Dolar melemah setelah kenaikannya baru-baru ini pada hari Senin karena investor berhati-hati di awal minggu yang dipenuhi dengan pertemuan bank sentral dan data ekonomi AS, menunggu petunjuk tentang prospek inflasi global dan tanggapan para pembuat kebijakan.

Dolar dan Data AS

DOLAR AS
Daily FX (doc.)

Perdagangan menipis oleh liburan di Jepang, China dan Inggris, yang membatasi volatilitas, meninggalkan greenback untuk diperdagangkan di tempat yang menetap setelah lompatan Jumat. Itu bertahan di $ 1,2040 per euro dan merayap ke level tertinggi tiga minggu di 109,66 yen.
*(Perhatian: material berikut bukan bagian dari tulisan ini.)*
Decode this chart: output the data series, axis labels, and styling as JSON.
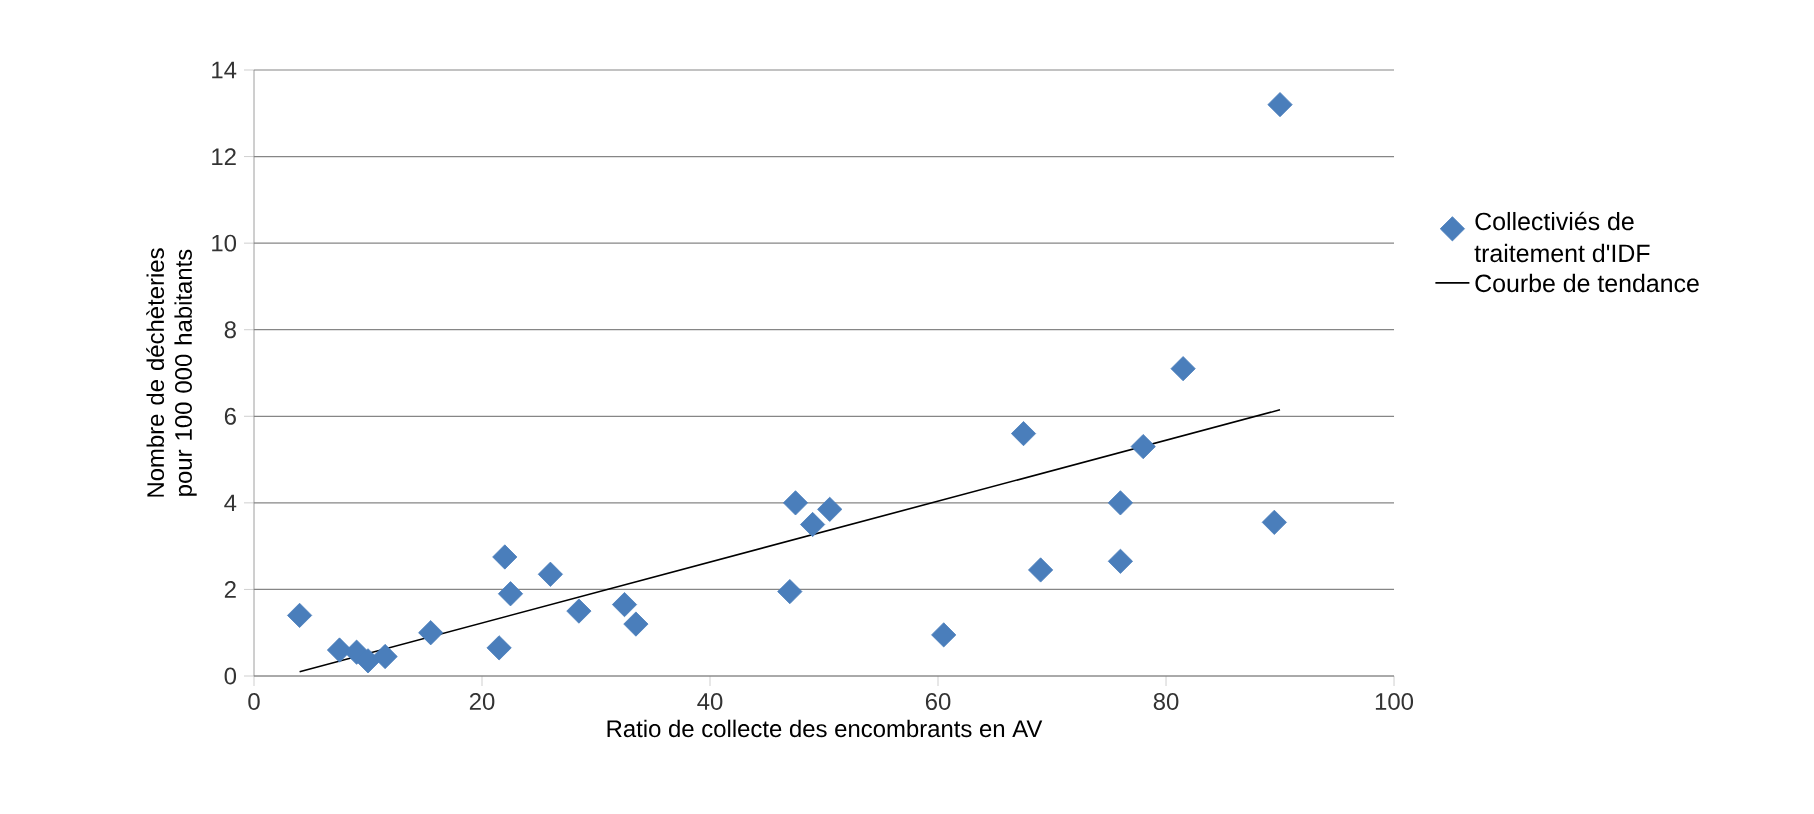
{
  "chart_data": {
    "type": "scatter",
    "xlabel": "Ratio de collecte des encombrants en AV",
    "ylabel": "Nombre de déchèteries pour 100 000 habitants",
    "xlim": [
      0,
      100
    ],
    "ylim": [
      0,
      14
    ],
    "xticks": [
      0,
      20,
      40,
      60,
      80,
      100
    ],
    "yticks": [
      0,
      2,
      4,
      6,
      8,
      10,
      12,
      14
    ],
    "grid": "y",
    "legend": "right",
    "marker": "diamond",
    "series": [
      {
        "name": "Collectiviés de traitement d'IDF",
        "color": "#4a7ebb",
        "x": [
          4,
          7.5,
          9,
          10,
          11.5,
          15.5,
          21.5,
          22,
          22.5,
          26,
          28.5,
          32.5,
          33.5,
          47,
          47.5,
          49,
          50.5,
          60.5,
          67.5,
          69,
          76,
          76,
          78,
          81.5,
          89.5,
          90
        ],
        "values": [
          1.4,
          0.6,
          0.55,
          0.35,
          0.45,
          1.0,
          0.65,
          2.75,
          1.9,
          2.35,
          1.5,
          1.65,
          1.2,
          1.95,
          4.0,
          3.5,
          3.85,
          0.95,
          5.6,
          2.45,
          4.0,
          2.65,
          5.3,
          7.1,
          3.55,
          13.2
        ]
      },
      {
        "name": "Courbe de tendance",
        "type": "line",
        "color": "#000000",
        "line_style": "solid",
        "marker": "none",
        "x": [
          4,
          90
        ],
        "values": [
          0.1,
          6.15
        ]
      }
    ]
  }
}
Indeks dolar, yang diukur terhadap enam mata uang utama, diadakan di 91,210.

Indeks turun 2% hingga April karena pandangan positif dari prospek pemulihan global mengangkat mata uang yang terpapar perdagangan dengan mengorbankan dolar, tetapi memantul dengan data konsumsi AS yang optimis pada hari Jumat.

“Kami tetap bearish USD terkait dengan puncak pengecualian AS, dan pemulihan global yang meluas di tempat lain,” kata analis CitiFX Ebrahim Rahbari dan Calvin Tse dalam sebuah catatan kepada klien.

“Kami mengaitkan rebound USD akhir pekan lalu sebagian karena kebisingan sekitar aliran akhir bulan, tetapi perhatikan risiko kenaikan suku bunga AS untuk mengubah lintasan FX. Sementara itu, BRL dan CAD tetap di antara favorit, sementara JPY tertahan oleh kenaikan rate dan beberapa EM oleh headwinds idiosyncratic.”

Dolar Australia dan Selandia Baru sedikit menguat pada hari Senin, meskipun tidak cukup untuk menutup penurunan yang diderita pada hari Jumat.

Aussie naik 0,1% $ 0,7718 untuk perdagangan di sekitar rata-rata bergerak 20 hari, sedangkan kiwi bermata 0,2% lebih tinggi menjadi $ 0,7171, juga tepat di atas 20-hari rata-rata bergerak. Sterling stabil di $ 1,3825.

Won Korea Selatan mencapai level terendah satu minggu setelah Korea Utara bersumpah akan menanggapi apa yang dianggapnya sebagai kebijakan AS yang bermusuhan, sementara tekanan untuk penguncian nasional di India mendorong rupee sedikit lebih rendah.

Perkiraannya adalah 978.000 pekerjaan diciptakan dalam sebulan. Namun analis mengatakan respons pasar terhadap kejutan dengan cara apa pun mungkin sulit ditebak, karena investor mulai khawatir bahwa data yang kuat dapat mendorong bank sentral untuk mengurangi dukungan mereka.

“Risikonya adalah untuk angka yang lebih panas,” kata Chris Weston, kepala penelitian di broker Pepperstone di Melbourne. Ia menambahkan:

“Tapi akankah angka-angka bagus mengarah pada getaran risk-off yang luas, karena harga pedagang dalam ekspektasi suku bunga yang lebih tinggi, dan dolar menguat.. Saya menduga kita mencapai titik di mana data yang benar-benar bagus bisa mulai menjadi buruk bagi pasar.”

Presiden Fed Dallas Robert Kaplan menimbulkan kehebohan pada hari Jumat dengan menyerukan untuk memulai percakapan tentang pengurangan, meskipun Ketua Federal Reserve Jerome Powell telah menjelaskan bahwa dia kemungkinan akan bersabar.

Powell akan berpidato pada hari Senin dan akan diikuti oleh sejumlah pejabat Fed minggu ini. Pertemuan kebijakan bank sentral juga dijadwalkan minggu ini di Australia, Inggris dan Norwegia.

Di Australia, tidak ada perubahan kebijakan yang diharapkan pada hari Selasa meskipun pedagang akan melihat pidato oleh wakil gubernur Reserve Bank of Australia Guy Debelle pada hari Kamis untuk wawasan tentang pemikiran bank seputar prospek pembelian obligasi.

Pembelian aset juga menjadi fokus ketika Bank of England bertemu pada hari Kamis, serta mungkin peningkatan prospek ekonominya, sementara Norges Bank – yang memproyeksikan tingkat kenaikan tahun ini – diperkirakan akan tetap dengan nada hawkishnya.